Le missionnaire est aussi un mystique qui recherche un rapport intime avec Dieu. Le cœur est le lieu symbolique où cette rencontre est cultivée. C’est ici qu’une expérience religieuse vraie et profonde trouve une base solide. Cette rencontre se réalise en plénitude dans le Cœur du Missionnaire du Père: “Je suis le chemin et la vérité et la vie. Personne ne va au Père si ce n’est par moi” (Jn 14,6).

Conclusion

La conscience du rôle fondamental que la Parole de Dieu a dans le fondement de notre spiritualité, nous exhorte à laisser que cette Parole inspire notre vie et tous nos engagements pastoraux. Les Actes du Chapitre 2009 nous invitent à l’étude de la Parole de Dieu et à la pratique de la Lectio Divina, au niveau personnel et communautaire (29). Nous sommes interpellés à renouveler nos efforts pour comprendre à fond la Parole que Dieu a donné à son Eglise comme guide pour une haute qualité de vie chrétienne. En tant que missionnaires au service de la Parole, il nous faut la recevoir de manière à permettre à nous-mêmes d’être transformés et modelés par elle en de vrais agents du salut intégral dans les missions qui nous sont confiées. Mais recevoir cette Parole signifie aussi écouter ceux qui dans la tradition de l’Eglise ont permis à la Parole d’être la norme de leur vie – c’est à dire les saints, comme Comboni, dont la vie et les Ecrits témoignent du pouvoir de transformation de la Parole.
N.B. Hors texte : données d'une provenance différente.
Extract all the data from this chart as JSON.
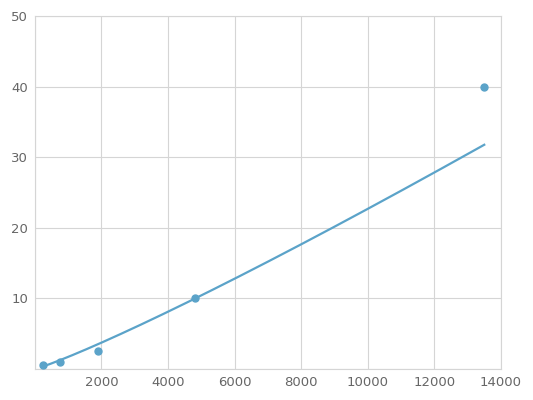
{
  "x": [
    250,
    750,
    1900,
    4800,
    13500
  ],
  "y": [
    0.5,
    1.0,
    2.5,
    10.0,
    40.0
  ],
  "line_color": "#5ba3c9",
  "marker_color": "#5ba3c9",
  "marker_size": 5,
  "line_width": 1.6,
  "xlim": [
    0,
    14000
  ],
  "ylim": [
    0,
    50
  ],
  "xticks": [
    0,
    2000,
    4000,
    6000,
    8000,
    10000,
    12000,
    14000
  ],
  "yticks": [
    0,
    10,
    20,
    30,
    40,
    50
  ],
  "grid_color": "#d5d5d5",
  "background_color": "#ffffff",
  "tick_label_color": "#666666",
  "tick_fontsize": 9.5
}
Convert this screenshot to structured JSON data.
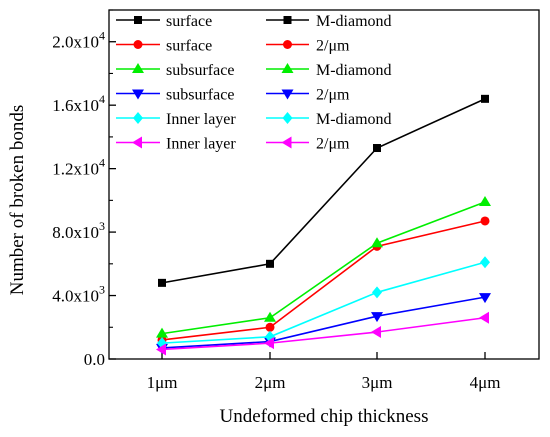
{
  "chart_data": {
    "type": "line",
    "xlabel": "Undeformed chip thickness",
    "ylabel": "Number of broken bonds",
    "categories": [
      "1μm",
      "2μm",
      "3μm",
      "4μm"
    ],
    "ylim": [
      0,
      22000
    ],
    "yticks": [
      {
        "value": 0,
        "mantissa": "0.0",
        "exp": ""
      },
      {
        "value": 4000,
        "mantissa": "4.0x10",
        "exp": "3"
      },
      {
        "value": 8000,
        "mantissa": "8.0x10",
        "exp": "3"
      },
      {
        "value": 12000,
        "mantissa": "1.2x10",
        "exp": "4"
      },
      {
        "value": 16000,
        "mantissa": "1.6x10",
        "exp": "4"
      },
      {
        "value": 20000,
        "mantissa": "2.0x10",
        "exp": "4"
      }
    ],
    "legend_placement": "top-left, two columns",
    "series": [
      {
        "name": "surface M-diamond",
        "col1": "surface",
        "col2": "M-diamond",
        "color": "#000000",
        "marker": "square",
        "values": [
          4800,
          6000,
          13300,
          16400
        ]
      },
      {
        "name": "surface 2/μm",
        "col1": "surface",
        "col2": "2/μm",
        "color": "#ff0000",
        "marker": "circle",
        "values": [
          1200,
          2000,
          7100,
          8700
        ]
      },
      {
        "name": "subsurface M-diamond",
        "col1": "subsurface",
        "col2": "M-diamond",
        "color": "#00ee00",
        "marker": "triangle-up",
        "values": [
          1600,
          2600,
          7300,
          9900
        ]
      },
      {
        "name": "subsurface 2/μm",
        "col1": "subsurface",
        "col2": "2/μm",
        "color": "#0000ff",
        "marker": "triangle-down",
        "values": [
          700,
          1100,
          2700,
          3900
        ]
      },
      {
        "name": "Inner layer M-diamond",
        "col1": "Inner layer",
        "col2": "M-diamond",
        "color": "#00ffff",
        "marker": "diamond",
        "values": [
          1000,
          1400,
          4200,
          6100
        ]
      },
      {
        "name": "Inner layer 2/μm",
        "col1": "Inner layer",
        "col2": "2/μm",
        "color": "#ff00ff",
        "marker": "triangle-left",
        "values": [
          600,
          1000,
          1700,
          2600
        ]
      }
    ]
  }
}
Certes, pour Comboni, le contact quotidien avec la Parole a été une des pratiques pieuses ordinaires qui aujourd’hui permettent au missionnaire d’endurer avec joie des grandes souffrances, des privations, des voyages difficiles et dangereux et la croix, en un mot, tout ce qui fait partie intégrante d’un apostolat ardu et fatiguant (E 3617). En d’autres mots, seulement celui qui se met dans une attitude d’écoute de la Parole, peut en devenir l’héraut.